Palestine. Airbnb se retire des colonies israéliennes

 Palestine. Airbnb se retire des colonies israéliennes

JOEL SAGET / AFP


C'est une nouvelle qui a mis en colère les autorités israéliennes. La plateforme de réservation de logements en ligne Airbnb a annoncé lundi 19 novembre qu’elle renonçait à faire des offres dans les colonies israéliennes de Cisjordanie occupée, provoquant des menaces de sanctions de la part d’Israël.


Depuis 1967, la Cisjordanie est occupée par l’armée israélienne. Les colonies qui y sont construites par Israël sont illégales au regard du droit international. Elles sont vues comme l’un des principaux obstacles à la paix. Le gouvernement israélien conteste cette vision.
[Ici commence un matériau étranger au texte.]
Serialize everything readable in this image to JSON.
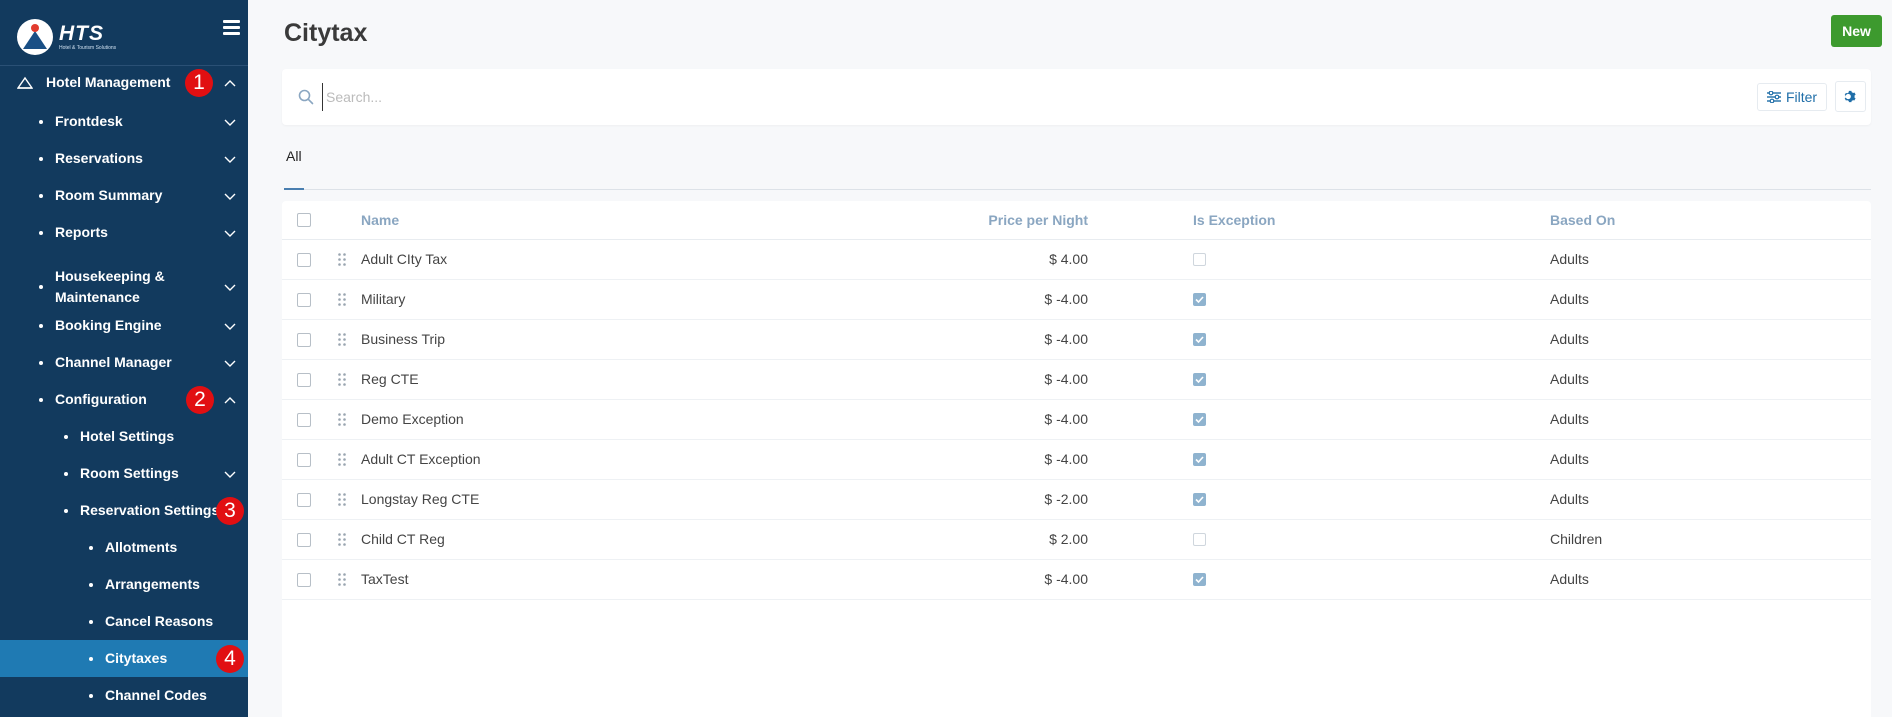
{
  "sidebar": {
    "logo": {
      "brand": "HTS",
      "tagline": "Hotel & Tourism Solutions"
    },
    "items": [
      {
        "label": "Hotel Management",
        "level": 0,
        "chevron": "up",
        "badge": "1"
      },
      {
        "label": "Frontdesk",
        "level": 1,
        "chevron": "down"
      },
      {
        "label": "Reservations",
        "level": 1,
        "chevron": "down"
      },
      {
        "label": "Room Summary",
        "level": 1,
        "chevron": "down"
      },
      {
        "label": "Reports",
        "level": 1,
        "chevron": "down"
      },
      {
        "label": "Housekeeping & Maintenance",
        "level": 1,
        "chevron": "down"
      },
      {
        "label": "Booking Engine",
        "level": 1,
        "chevron": "down"
      },
      {
        "label": "Channel Manager",
        "level": 1,
        "chevron": "down"
      },
      {
        "label": "Configuration",
        "level": 1,
        "chevron": "up",
        "badge": "2"
      },
      {
        "label": "Hotel Settings",
        "level": 2
      },
      {
        "label": "Room Settings",
        "level": 2,
        "chevron": "down"
      },
      {
        "label": "Reservation Settings",
        "level": 2,
        "badge": "3"
      },
      {
        "label": "Allotments",
        "level": 3
      },
      {
        "label": "Arrangements",
        "level": 3
      },
      {
        "label": "Cancel Reasons",
        "level": 3
      },
      {
        "label": "Citytaxes",
        "level": 3,
        "active": true,
        "badge": "4"
      },
      {
        "label": "Channel Codes",
        "level": 3
      }
    ]
  },
  "page": {
    "title": "Citytax",
    "new_label": "New"
  },
  "search": {
    "placeholder": "Search...",
    "value": "",
    "filter_label": "Filter"
  },
  "tabs": [
    {
      "label": "All",
      "active": true
    }
  ],
  "table": {
    "columns": {
      "name": "Name",
      "price": "Price per Night",
      "exception": "Is Exception",
      "based_on": "Based On"
    },
    "rows": [
      {
        "name": "Adult CIty Tax",
        "price": "$ 4.00",
        "is_exception": false,
        "based_on": "Adults"
      },
      {
        "name": "Military",
        "price": "$ -4.00",
        "is_exception": true,
        "based_on": "Adults"
      },
      {
        "name": "Business Trip",
        "price": "$ -4.00",
        "is_exception": true,
        "based_on": "Adults"
      },
      {
        "name": "Reg CTE",
        "price": "$ -4.00",
        "is_exception": true,
        "based_on": "Adults"
      },
      {
        "name": "Demo Exception",
        "price": "$ -4.00",
        "is_exception": true,
        "based_on": "Adults"
      },
      {
        "name": "Adult CT Exception",
        "price": "$ -4.00",
        "is_exception": true,
        "based_on": "Adults"
      },
      {
        "name": "Longstay Reg CTE",
        "price": "$ -2.00",
        "is_exception": true,
        "based_on": "Adults"
      },
      {
        "name": "Child CT Reg",
        "price": "$ 2.00",
        "is_exception": false,
        "based_on": "Children"
      },
      {
        "name": "TaxTest",
        "price": "$ -4.00",
        "is_exception": true,
        "based_on": "Adults"
      }
    ]
  },
  "colors": {
    "sidebar_bg": "#123a5e",
    "sidebar_active": "#1f7ab3",
    "new_button": "#3d9a2e",
    "badge": "#e10f12",
    "accent": "#1f6ea8"
  }
}
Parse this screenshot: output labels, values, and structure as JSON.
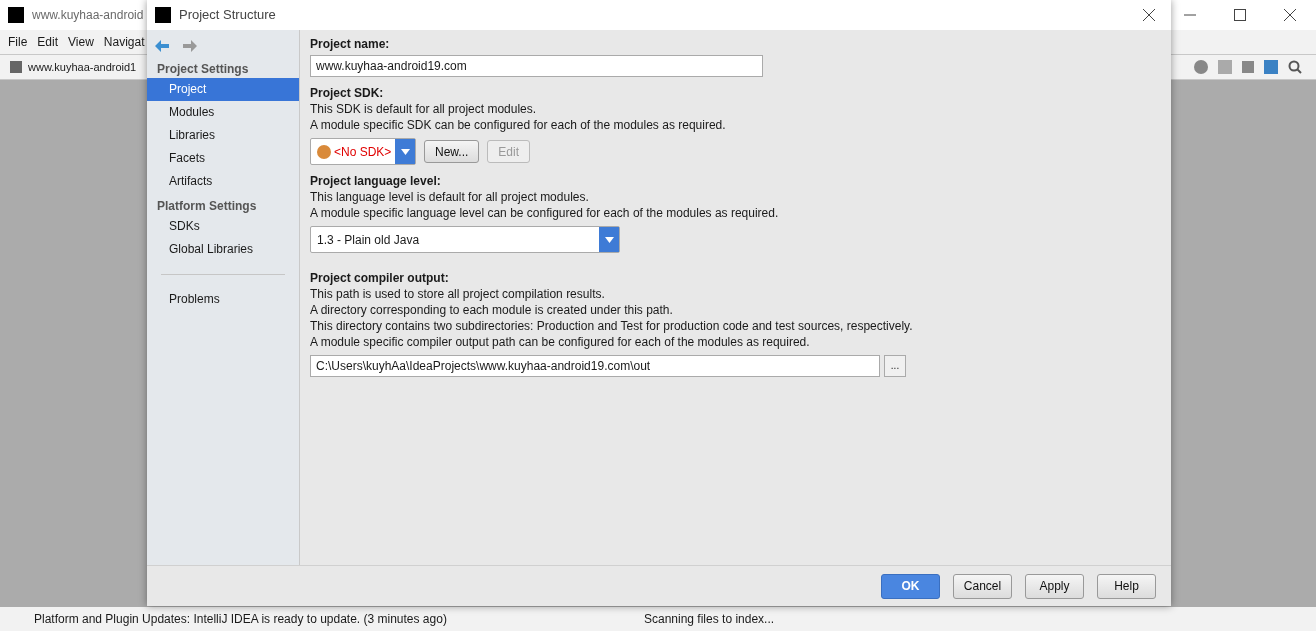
{
  "ide": {
    "title": "www.kuyhaa-android",
    "menu": [
      "File",
      "Edit",
      "View",
      "Navigat"
    ],
    "breadcrumb": "www.kuyhaa-android1",
    "status": "Platform and Plugin Updates: IntelliJ IDEA is ready to update. (3 minutes ago)",
    "status_2": "Scanning files to index..."
  },
  "dialog": {
    "title": "Project Structure",
    "sidebar": [
      {
        "heading": "Project Settings",
        "items": [
          {
            "label": "Project",
            "selected": true
          },
          {
            "label": "Modules",
            "selected": false
          },
          {
            "label": "Libraries",
            "selected": false
          },
          {
            "label": "Facets",
            "selected": false
          },
          {
            "label": "Artifacts",
            "selected": false
          }
        ]
      },
      {
        "heading": "Platform Settings",
        "items": [
          {
            "label": "SDKs",
            "selected": false
          },
          {
            "label": "Global Libraries",
            "selected": false
          }
        ]
      },
      {
        "items": [
          {
            "label": "Problems",
            "selected": false
          }
        ]
      }
    ],
    "project_name": {
      "label": "Project name:",
      "value": "www.kuyhaa-android19.com"
    },
    "sdk": {
      "label": "Project SDK:",
      "lines": [
        "This SDK is default for all project modules.",
        "A module specific SDK can be configured for each of the modules as required."
      ],
      "value": "<No SDK>",
      "buttons": [
        {
          "label": "New...",
          "disabled": false
        },
        {
          "label": "Edit",
          "disabled": true
        }
      ]
    },
    "language": {
      "label": "Project language level:",
      "lines": [
        "This language level is default for all project modules.",
        "A module specific language level can be configured for each of the modules as required."
      ],
      "value": "1.3 - Plain old Java"
    },
    "output": {
      "label": "Project compiler output:",
      "lines": [
        "This path is used to store all project compilation results.",
        "A directory corresponding to each module is created under this path.",
        "This directory contains two subdirectories: Production and Test for production code and test sources, respectively.",
        "A module specific compiler output path can be configured for each of the modules as required."
      ],
      "value": "C:\\Users\\kuyhAa\\IdeaProjects\\www.kuyhaa-android19.com\\out",
      "browse": "..."
    },
    "buttons": [
      {
        "label": "OK",
        "primary": true
      },
      {
        "label": "Cancel",
        "primary": false
      },
      {
        "label": "Apply",
        "primary": false
      },
      {
        "label": "Help",
        "primary": false
      }
    ]
  }
}
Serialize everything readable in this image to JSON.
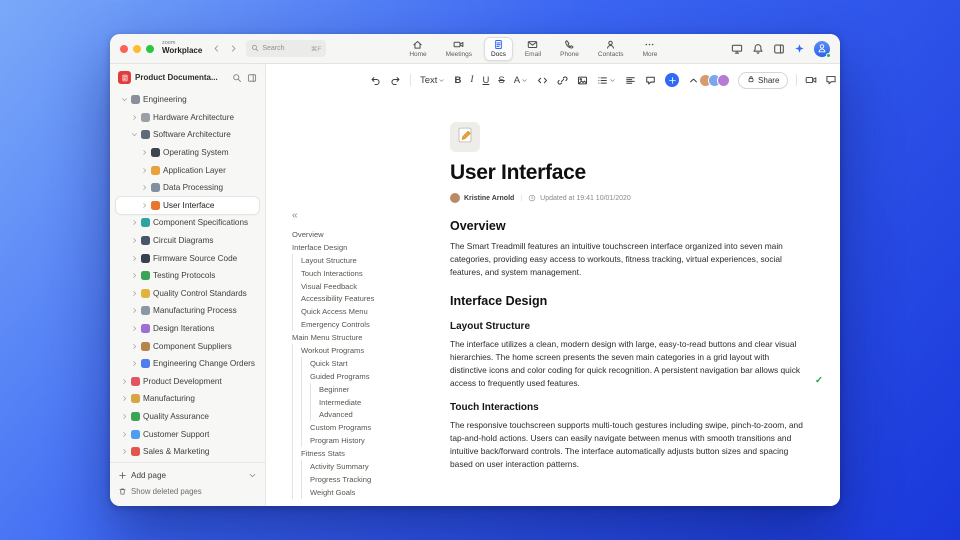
{
  "colors": {
    "accent": "#2e6bf6",
    "check": "#12a150"
  },
  "titlebar": {
    "logo_top": "zoom",
    "logo_bottom": "Workplace",
    "search_label": "Search",
    "search_shortcut": "⌘F",
    "tabs": [
      {
        "label": "Home",
        "icon": "home",
        "active": false
      },
      {
        "label": "Meetings",
        "icon": "video",
        "active": false
      },
      {
        "label": "Docs",
        "icon": "docs",
        "active": true
      },
      {
        "label": "Email",
        "icon": "email",
        "active": false
      },
      {
        "label": "Phone",
        "icon": "phone",
        "active": false
      },
      {
        "label": "Contacts",
        "icon": "contacts",
        "active": false
      },
      {
        "label": "More",
        "icon": "more",
        "active": false
      }
    ]
  },
  "sidebar": {
    "workspace_name": "Product Documenta...",
    "tree": [
      {
        "label": "Engineering",
        "level": 0,
        "expanded": true,
        "icon": "gear",
        "color": "#8a8f98"
      },
      {
        "label": "Hardware Architecture",
        "level": 1,
        "expanded": false,
        "icon": "chip",
        "color": "#9aa0a6"
      },
      {
        "label": "Software Architecture",
        "level": 1,
        "expanded": true,
        "icon": "disk",
        "color": "#5f6b7a"
      },
      {
        "label": "Operating System",
        "level": 2,
        "expanded": false,
        "icon": "terminal",
        "color": "#3d4551"
      },
      {
        "label": "Application Layer",
        "level": 2,
        "expanded": false,
        "icon": "layers",
        "color": "#e8a23d"
      },
      {
        "label": "Data Processing",
        "level": 2,
        "expanded": false,
        "icon": "chart",
        "color": "#7f8ea3"
      },
      {
        "label": "User Interface",
        "level": 2,
        "expanded": false,
        "icon": "screen",
        "color": "#e8762d",
        "selected": true
      },
      {
        "label": "Component Specifications",
        "level": 1,
        "expanded": false,
        "icon": "clipboard",
        "color": "#2fa3a0"
      },
      {
        "label": "Circuit Diagrams",
        "level": 1,
        "expanded": false,
        "icon": "circuit",
        "color": "#4a5568"
      },
      {
        "label": "Firmware Source Code",
        "level": 1,
        "expanded": false,
        "icon": "code-file",
        "color": "#374151"
      },
      {
        "label": "Testing Protocols",
        "level": 1,
        "expanded": false,
        "icon": "flask",
        "color": "#3aa655"
      },
      {
        "label": "Quality Control Standards",
        "level": 1,
        "expanded": false,
        "icon": "check-badge",
        "color": "#e3b341"
      },
      {
        "label": "Manufacturing Process",
        "level": 1,
        "expanded": false,
        "icon": "factory",
        "color": "#8c97a5"
      },
      {
        "label": "Design Iterations",
        "level": 1,
        "expanded": false,
        "icon": "palette",
        "color": "#a06cd5"
      },
      {
        "label": "Component Suppliers",
        "level": 1,
        "expanded": false,
        "icon": "box",
        "color": "#b5854a"
      },
      {
        "label": "Engineering Change Orders",
        "level": 1,
        "expanded": false,
        "icon": "doc-change",
        "color": "#4f7df0"
      },
      {
        "label": "Product Development",
        "level": 0,
        "expanded": false,
        "icon": "rocket",
        "color": "#e25563"
      },
      {
        "label": "Manufacturing",
        "level": 0,
        "expanded": false,
        "icon": "gear-yellow",
        "color": "#d9a441"
      },
      {
        "label": "Quality Assurance",
        "level": 0,
        "expanded": false,
        "icon": "shield",
        "color": "#3aa655"
      },
      {
        "label": "Customer Support",
        "level": 0,
        "expanded": false,
        "icon": "chat",
        "color": "#4f9df0"
      },
      {
        "label": "Sales & Marketing",
        "level": 0,
        "expanded": false,
        "icon": "trend",
        "color": "#e2574d"
      }
    ],
    "add_page_label": "Add page",
    "show_deleted_label": "Show deleted pages"
  },
  "outline": {
    "collapse_glyph": "«",
    "items": [
      {
        "label": "Overview",
        "level": 0
      },
      {
        "label": "Interface Design",
        "level": 0
      },
      {
        "label": "Layout Structure",
        "level": 1
      },
      {
        "label": "Touch Interactions",
        "level": 1
      },
      {
        "label": "Visual Feedback",
        "level": 1
      },
      {
        "label": "Accessibility Features",
        "level": 1
      },
      {
        "label": "Quick Access Menu",
        "level": 1
      },
      {
        "label": "Emergency Controls",
        "level": 1
      },
      {
        "label": "Main Menu Structure",
        "level": 0
      },
      {
        "label": "Workout Programs",
        "level": 1
      },
      {
        "label": "Quick Start",
        "level": 2
      },
      {
        "label": "Guided Programs",
        "level": 2
      },
      {
        "label": "Beginner",
        "level": 3
      },
      {
        "label": "Intermediate",
        "level": 3
      },
      {
        "label": "Advanced",
        "level": 3
      },
      {
        "label": "Custom Programs",
        "level": 2
      },
      {
        "label": "Program History",
        "level": 2
      },
      {
        "label": "Fitness Stats",
        "level": 1
      },
      {
        "label": "Activity Summary",
        "level": 2
      },
      {
        "label": "Progress Tracking",
        "level": 2
      },
      {
        "label": "Weight Goals",
        "level": 2
      }
    ]
  },
  "toolbar": {
    "items": [
      {
        "name": "undo",
        "icon": "undo"
      },
      {
        "name": "redo",
        "icon": "redo"
      },
      {
        "type": "divider"
      },
      {
        "name": "text-style",
        "label": "Text",
        "chevron": true
      },
      {
        "name": "bold",
        "label": "B"
      },
      {
        "name": "italic",
        "label": "I"
      },
      {
        "name": "underline",
        "label": "U"
      },
      {
        "name": "strikethrough",
        "label": "S"
      },
      {
        "name": "text-color",
        "label": "A",
        "chevron": true
      },
      {
        "name": "code",
        "icon": "code"
      },
      {
        "name": "link",
        "icon": "link"
      },
      {
        "name": "image",
        "icon": "image"
      },
      {
        "name": "bullet-list",
        "icon": "list",
        "chevron": true
      },
      {
        "name": "align",
        "icon": "align"
      },
      {
        "name": "comment",
        "icon": "comment"
      },
      {
        "name": "insert",
        "icon": "plus",
        "accent": true
      },
      {
        "name": "collapse-toolbar",
        "icon": "chevU"
      }
    ],
    "share_label": "Share",
    "avatars": [
      "#d99a6c",
      "#7aa7f0",
      "#b77bd4"
    ]
  },
  "doc": {
    "title": "User Interface",
    "author": "Kristine Arnold",
    "updated": "Updated at 19:41 10/01/2020",
    "sections": [
      {
        "type": "h2",
        "text": "Overview"
      },
      {
        "type": "p",
        "text": "The Smart Treadmill features an intuitive touchscreen interface organized into seven main categories, providing easy access to workouts, fitness tracking, virtual experiences, social features, and system management."
      },
      {
        "type": "h2",
        "text": "Interface Design"
      },
      {
        "type": "h3",
        "text": "Layout Structure"
      },
      {
        "type": "p",
        "text": "The interface utilizes a clean, modern design with large, easy-to-read buttons and clear visual hierarchies. The home screen presents the seven main categories in a grid layout with distinctive icons and color coding for quick recognition. A persistent navigation bar allows quick access to frequently used features.",
        "check": true
      },
      {
        "type": "h3",
        "text": "Touch Interactions"
      },
      {
        "type": "p",
        "text": "The responsive touchscreen supports multi-touch gestures including swipe, pinch-to-zoom, and tap-and-hold actions. Users can easily navigate between menus with smooth transitions and intuitive back/forward controls. The interface automatically adjusts button sizes and spacing based on user interaction patterns."
      }
    ]
  }
}
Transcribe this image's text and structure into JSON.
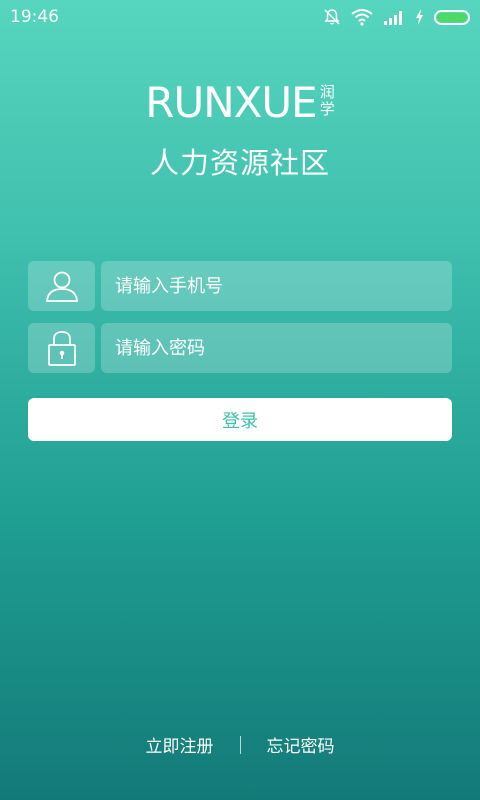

« Nous avons conclu que nous devrions retirer de nos listes les logements dans les colonies israéliennes en Cisjordanie occupée qui sont au cœur de la dispute entre Israéliens et Palestiniens », a indiqué dans un communiqué Airbnb.


« Nous savons que des gens vont être en désaccord avec cette décision et nous respectons leur perspective. C’est une question controversée », a-t-il été ajouté.


La plateforme indique que 200 logements sont répertoriés dans les colonies, mais ne précise pas quand cette mesure entrera en vigueur.


Le ministre israélien du Tourisme Yariv Levin a immédiatement dénoncé dans un communiqué la décision « honteuse et malheureuse » d’Airbnb. « Notre ministère a commencé à préparer des mesures immédiates pour limiter les activités d’Airbnb » en Israël.


Il a ajouté qu’il comptait lancer un programme pour encourager la location de courte durée de logements dans les colonies de Cisjordanie.


Le ministre de la Sécurité intérieure, Gilad Erdan, a appelé tous « ceux qui sont affectés d’envisager de porter plainte contre Airbnb », en se basant sur une loi israélienne contre le boycott de l’Etat hébreu.



Le conseil de Yesha, la plus importante organisation de colons, a également critiqué la décision d’Airbnb, « résultat ou de l’antisémitisme ou de la reddition au terrorisme ou des deux. Airbnb est devenu un site politique ».



Le diplomate palestinien, Saëb Erakat, a en revanche estimé dans un communiqué que la décision d’Airbnb « constitue un première étape positive ».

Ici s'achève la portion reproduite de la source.